Dana Fox, an attorney who represents the interests of the Dodgers and McCourt, said under California law the Dodgers were not liable simply because the attack happened on their property. The plaintiff must prove the defendants should have known an assault was likely yet failed to take reasonable steps to prevent it. (The current Dodgers owners, the Guggenheim Partners, are not a party to the suit.) Though Fox called Stow's injuries tragic, he put the blame on the attackers.

Christopher Aumais, an attorney representing Stow, cited previous incidents at the stadium, including the stabbing of a Giants fan on opening day of 2009.

"There have been so many problems at Dodger Stadium," Aumais said. "Even that night, it was a powder keg with Sanchez and Norwood causing problems, verbally assaulting Giants fans, throwing things, getting into altercations. Then on the way out they confront Stow. There was no security in parking lot No. 2, and it took security 15 to 20 minutes to get there. The thing is, it's America's pastime, you have a few beers, watch the game, you don't expect to go out and end up in a wheelchair the rest of your life."

After the attack, a report in the Los Angeles Times noted the Dodgers had fired their security chief the December before the attack and had not hired a permanent replacement by opening day. After Los Angeles Police Department detectives noted the stadium parking lots had been so dark that surveillance video was almost useless, the Dodgers lit up the previously dim lots with huge portable light standards that remain two years later.

Difficult Burden

The Stows, who long ago adopted what his parents and two adult sisters call a "no-cry zone" around Bryan to avoid deflating him, know the legal proceedings will end, but for them the story never will.

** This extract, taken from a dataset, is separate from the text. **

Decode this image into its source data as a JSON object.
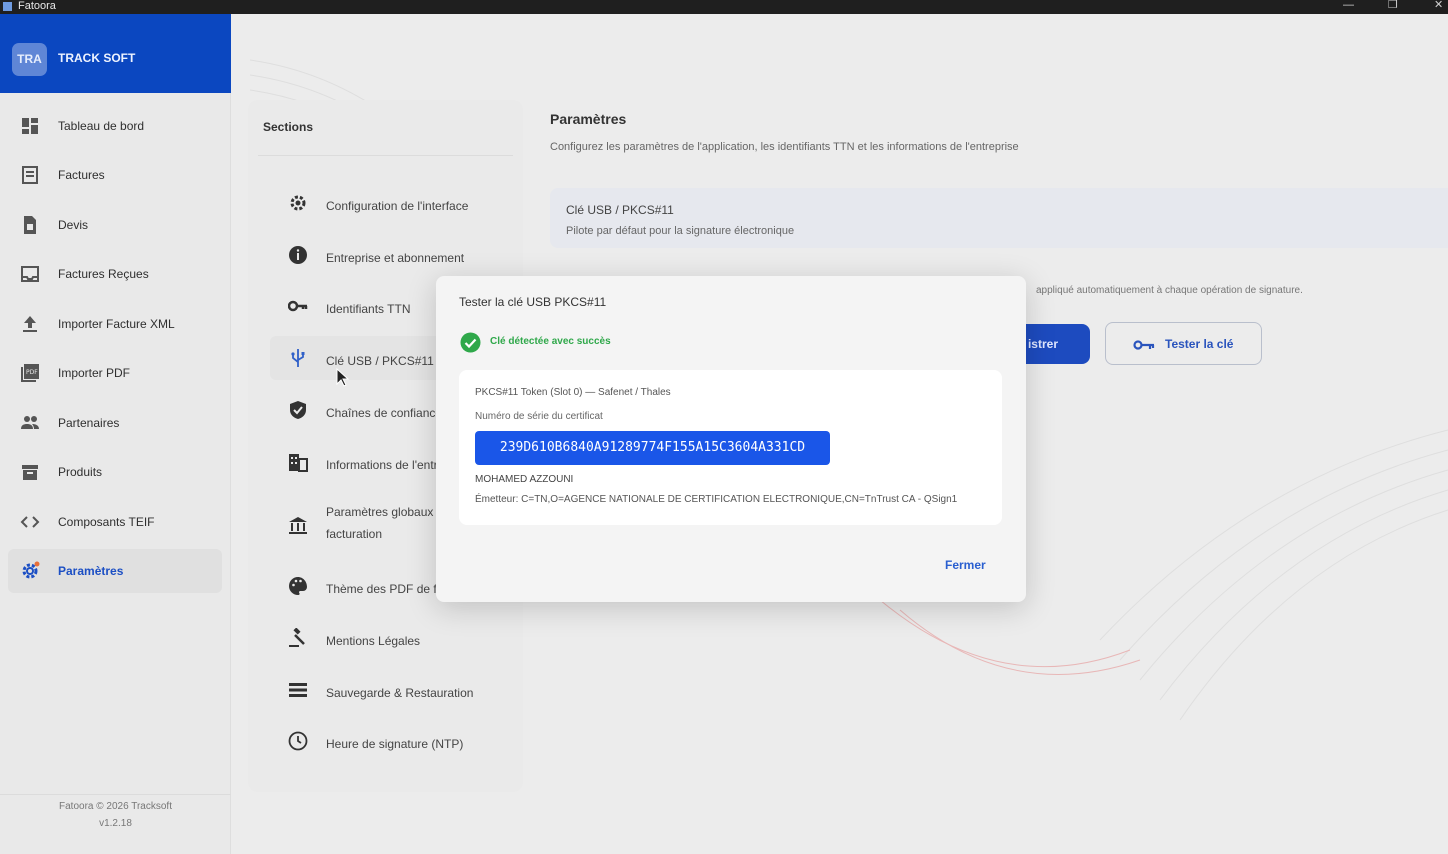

The level of daily care Bryan needs, for the rest of his life, cannot be ignored, his attorneys say.

"I worry a little bit, because it's so embarrassing, but these are the facts," Stow attorney Tom Girardi said. "He really needs someone with him. His family now has this burden, and it's very difficult for the family. It isn't the love involved, because there is a lot of devotion involved. But it's very difficult."

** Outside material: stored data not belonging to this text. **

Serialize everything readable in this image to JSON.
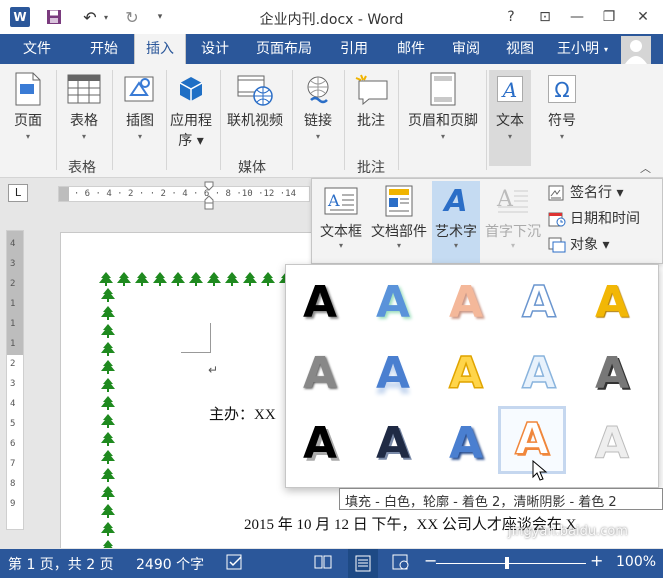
{
  "window": {
    "title": "企业内刊.docx - Word",
    "help": "?",
    "ribbon_options": "⊡",
    "minimize": "—",
    "restore": "❐",
    "close": "✕"
  },
  "quick_access": {
    "logo": "W",
    "undo": "↶",
    "redo": "↻"
  },
  "tabs": [
    "文件",
    "开始",
    "插入",
    "设计",
    "页面布局",
    "引用",
    "邮件",
    "审阅",
    "视图"
  ],
  "active_tab": "插入",
  "user": {
    "name": "王小明"
  },
  "ribbon": {
    "pages": "页面",
    "table": "表格",
    "table_group": "表格",
    "illustrations": "插图",
    "apps_line1": "应用程",
    "apps_line2": "序",
    "online_video": "联机视频",
    "media_group": "媒体",
    "links": "链接",
    "comment": "批注",
    "comment_group": "批注",
    "header_footer": "页眉和页脚",
    "text": "文本",
    "symbols": "符号"
  },
  "ruler": {
    "tab_selector": "L",
    "horizontal": "8 · 6 · 4 · 2 ·   · 2 · 4 · 6 · 8 ·10 ·12 ·14",
    "vertical": [
      "4",
      "3",
      "2",
      "1",
      "1",
      "1",
      "2",
      "3",
      "4",
      "5",
      "6",
      "7",
      "8",
      "9"
    ]
  },
  "text_panel": {
    "textbox": "文本框",
    "quick_parts": "文档部件",
    "wordart": "艺术字",
    "drop_cap": "首字下沉",
    "signature_line": "签名行",
    "date_time": "日期和时间",
    "object": "对象"
  },
  "wordart": {
    "glyph": "A",
    "tooltip": "填充 - 白色，轮廓 - 着色 2，清晰阴影 - 着色 2"
  },
  "document": {
    "para_mark": "↵",
    "host_line": "主办：XX",
    "body_line": "2015 年 10 月 12 日 下午，XX 公司人才座谈会在 X"
  },
  "status": {
    "page": "第 1 页，共 2 页",
    "words": "2490 个字",
    "zoom_minus": "−",
    "zoom_plus": "+",
    "zoom": "100%",
    "watermark": "jingyan.baidu.com"
  },
  "colors": {
    "accent": "#2b579a",
    "border_tree": "#1f8a1f",
    "wordart_orange": "#f0873c",
    "wordart_blue": "#4a7fd0",
    "wordart_gold": "#f2b705"
  }
}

Stow's former employer, American Medical Response, kept him on paid leave until 2012, his mother said. He is on long-term disability and Social Security disability and still makes child-support payments.

The family has received proceeds from fundraisers and donations, big and small.

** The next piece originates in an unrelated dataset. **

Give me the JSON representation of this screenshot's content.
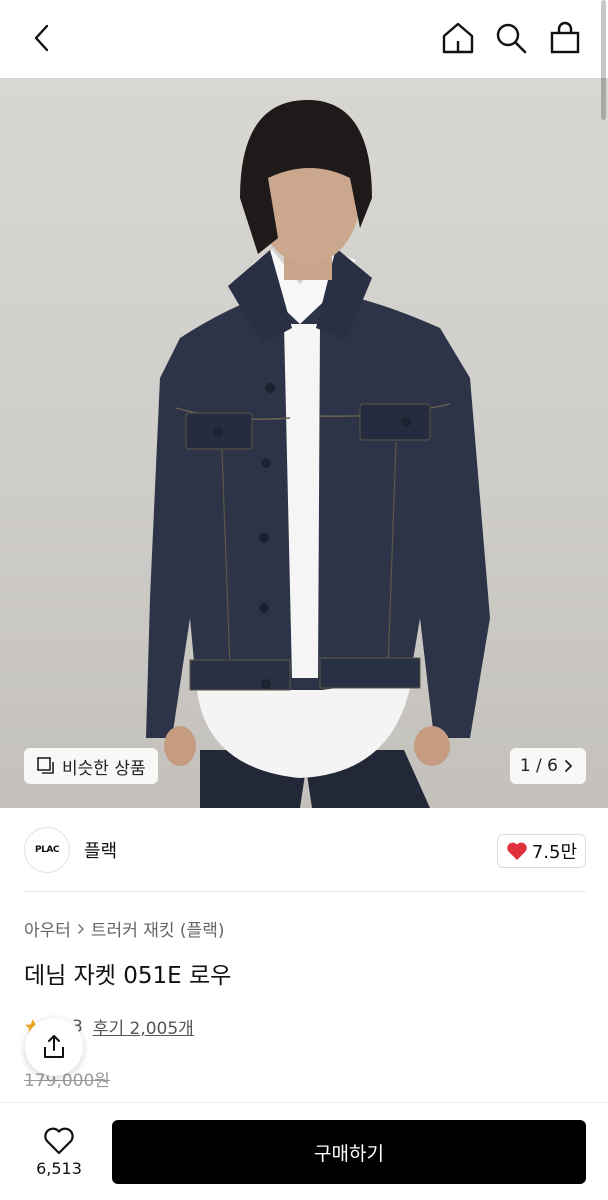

"He gets so many cards," his father said. "One letter came, an envelope with no return address. It had two dollars in it. I think it must have been from a little old lady or some children."

His parents are also aware of their own limitations.

"At our age, anything could happen," Ann Stow said. "He has sisters, but both of them work full time. He does not need full-time nursing care, but he needs someone with him 24 hours a day."

Others try to tell the family there will be a resolution.

"People talk about closure," his mother said.

"It can't be closed," his father said. "Bryan's always going to be in a wheelchair. It won't be closed. I say that, but I think he'll walk. I really do."